For a man whose principal interest is sport, Stephen Berg has spent a lot of time worrying about clothes. As the Director of the New Zealand Rugby Museum, Berg is the steward of an astonishing collection of clothing, dating from late Victorian times up until the present: 1250 or so ties last time a count was done; 500-plus rugby jerseys; 300-plus caps catalogued; around 250 blazers; and emblems and insignia almost beyond count.
They are made of cotton, wool, silk, linen and, more lately, synthetic fabrics, and they include three of the museum’s greatest treasures: a handstitched golden fern frond insignia from a jersey worn by Harry Roberts as part of New Zealand’s first internationally touring rugby team in 1884 (on loan from the Roberts family); Jimmy Hunter’s jersey from the 1905 Originals, the first true All Blacks team; and Jock Richardson’s jersey from the 1924 Invincibles, the All Blacks team undefeated in its tour of the UK, Ireland, France and Canada.
None of these heritage items can be handled; they are too precious and fragile.

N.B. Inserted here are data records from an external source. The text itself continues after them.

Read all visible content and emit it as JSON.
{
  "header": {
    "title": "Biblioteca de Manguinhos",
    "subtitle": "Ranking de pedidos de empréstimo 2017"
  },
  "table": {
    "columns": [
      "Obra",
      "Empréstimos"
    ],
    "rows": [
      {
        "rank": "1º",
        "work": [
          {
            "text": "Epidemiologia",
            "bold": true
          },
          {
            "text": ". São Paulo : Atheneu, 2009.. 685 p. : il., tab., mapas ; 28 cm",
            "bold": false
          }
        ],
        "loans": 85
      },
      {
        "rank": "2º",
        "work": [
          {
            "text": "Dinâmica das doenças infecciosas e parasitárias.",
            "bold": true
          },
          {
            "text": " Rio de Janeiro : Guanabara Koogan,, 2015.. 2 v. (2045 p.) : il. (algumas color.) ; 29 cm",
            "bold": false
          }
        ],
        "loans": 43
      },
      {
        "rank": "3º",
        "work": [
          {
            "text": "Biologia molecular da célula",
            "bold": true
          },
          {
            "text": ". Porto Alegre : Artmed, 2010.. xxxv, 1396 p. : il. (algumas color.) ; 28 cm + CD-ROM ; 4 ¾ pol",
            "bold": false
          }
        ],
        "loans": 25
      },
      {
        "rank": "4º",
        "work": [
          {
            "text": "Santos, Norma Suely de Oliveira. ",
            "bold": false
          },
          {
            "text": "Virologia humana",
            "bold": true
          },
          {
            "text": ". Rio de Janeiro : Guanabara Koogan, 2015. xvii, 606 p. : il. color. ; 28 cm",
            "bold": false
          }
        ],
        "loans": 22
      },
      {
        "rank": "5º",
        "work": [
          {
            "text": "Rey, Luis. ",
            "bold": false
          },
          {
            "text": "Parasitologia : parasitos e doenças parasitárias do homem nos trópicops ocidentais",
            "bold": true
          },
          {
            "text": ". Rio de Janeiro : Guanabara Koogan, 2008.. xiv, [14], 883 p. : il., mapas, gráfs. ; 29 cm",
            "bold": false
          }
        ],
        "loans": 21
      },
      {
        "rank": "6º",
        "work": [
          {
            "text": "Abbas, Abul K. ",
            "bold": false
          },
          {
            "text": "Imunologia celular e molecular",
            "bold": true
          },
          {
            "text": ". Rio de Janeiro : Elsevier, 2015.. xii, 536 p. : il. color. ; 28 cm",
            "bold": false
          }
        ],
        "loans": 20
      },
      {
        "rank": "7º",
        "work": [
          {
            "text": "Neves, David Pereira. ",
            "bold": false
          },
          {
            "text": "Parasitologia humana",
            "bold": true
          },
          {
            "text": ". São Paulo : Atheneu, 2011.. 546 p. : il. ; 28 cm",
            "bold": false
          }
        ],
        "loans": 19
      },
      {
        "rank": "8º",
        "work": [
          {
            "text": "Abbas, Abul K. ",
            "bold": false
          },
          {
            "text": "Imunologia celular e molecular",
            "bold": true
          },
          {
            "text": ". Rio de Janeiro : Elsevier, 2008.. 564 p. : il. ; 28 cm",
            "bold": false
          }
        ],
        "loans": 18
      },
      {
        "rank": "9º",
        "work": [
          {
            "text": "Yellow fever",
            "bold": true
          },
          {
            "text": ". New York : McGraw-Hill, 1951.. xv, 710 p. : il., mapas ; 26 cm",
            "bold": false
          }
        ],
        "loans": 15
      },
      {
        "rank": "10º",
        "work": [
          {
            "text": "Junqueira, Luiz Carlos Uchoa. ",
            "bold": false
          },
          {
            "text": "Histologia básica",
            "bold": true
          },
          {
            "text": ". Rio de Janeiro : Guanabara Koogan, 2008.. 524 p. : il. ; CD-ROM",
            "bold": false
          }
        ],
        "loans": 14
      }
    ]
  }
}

Just how fragile the museum realised when, in preparation for moving itself and its collection of 40,000 catalogued and 13,000 uncatalogued items to Te Manawa Museum of Art, Science and History, it enlisted the help of specialist conservators in paper, wood and, of course, textiles.
The verdict on the condition of the 1905 and 1924 jerseys was not good. They were perilously delicate and aging beyond their years. In photographs of the 1905 jersey, the cause of the problems is clearly apparent: a shoulder yoke is quilt-stitched to the top of the garment, making it look almost armour-like.
The body of the 1905 jersey is of a fine, flexible, stretchable wool. The yoke, on the other hand, has no ‘give’, and has become dry and brittle. The two fabrics are antagonists: the wool flexes; the linen breaks. The 1924 jersey, though of coarser wool, has the same problem, although here it is hidden – the yoke is stitched inside the jersey.
In the interest of conservation, these jerseys – made to endure brutal treatment, and worn through tackles and tries, mud and rain – should never again be so much as touched.
The thought was anathema to exhibition planner Bettina Anderson, to whom the soon-to-be-upgraded Rugby Museum, with its mementos behind-glass approach, seemed distinctly dated and two-dimensional. Elsewhere museums were actively putting objects from their collections into the hands of their visitors – and failing access to the physical things themselves, to near facsimiles.
Te Papa, for example, in its natural history discovery centre, lets children step inside a replica dinosaur footprint, inspect an insect under a microscope, or find a fossil.
There is no more physical pursuit than rugby. It is not a ‘look, don’t touch’ affair. So one of the sections of the reborn Rugby Museum is to be called ‘Have A Go’. Here visitors will be able to kick a rugby ball or test their prowess at jumping, sprinting or taking on a scrum machine.
So far, so good, but why not take it further? Imagine the thrill and pride of pulling on one of those legendary All Blacks jerseys – or if not the jersey itself then something as close to it as humanly possible. The idea of creating replicas seems to have emerged organically. Anderson approached Deb Cumming and Robertina Downes of Massey’s Institute of Design for Industry and Environment for help
Neither is a rugby follower. For Downes, whose broad vowels mark her northern English upbringing, rugby is the game played with a “funny-shaped ball”, and Cumming, though a keen sportsperson and someone whose master’s research examined sports dress for women during colonial times, is little better. When the tall, elegantly built Cumming casts around for a personal experience that resembles that of a true believer trying on an All Blacks jersey, she turns to high fashion, imagining “the deep inner happiness of trying on a Prada woollen jumper or a Comme des Garçons coat”.
But for understanding how it is that garments are constructed – the ins-and-outs of yarn sizing, of cut and manufacturing techniques – it would be hard to find anyone more expert or qualified. Before turning to academia, Cumming, who has degrees in design and psychology, worked in commercial fashion design and production for various national apparel companies and ran her own independent fashion design label. Downes has worked in the apparel industry in England, China and New Zealand.
Downes’ next project? Work on one item of rugby uniform that is unlikely to make its way into street fashion any time soon: rugby caps.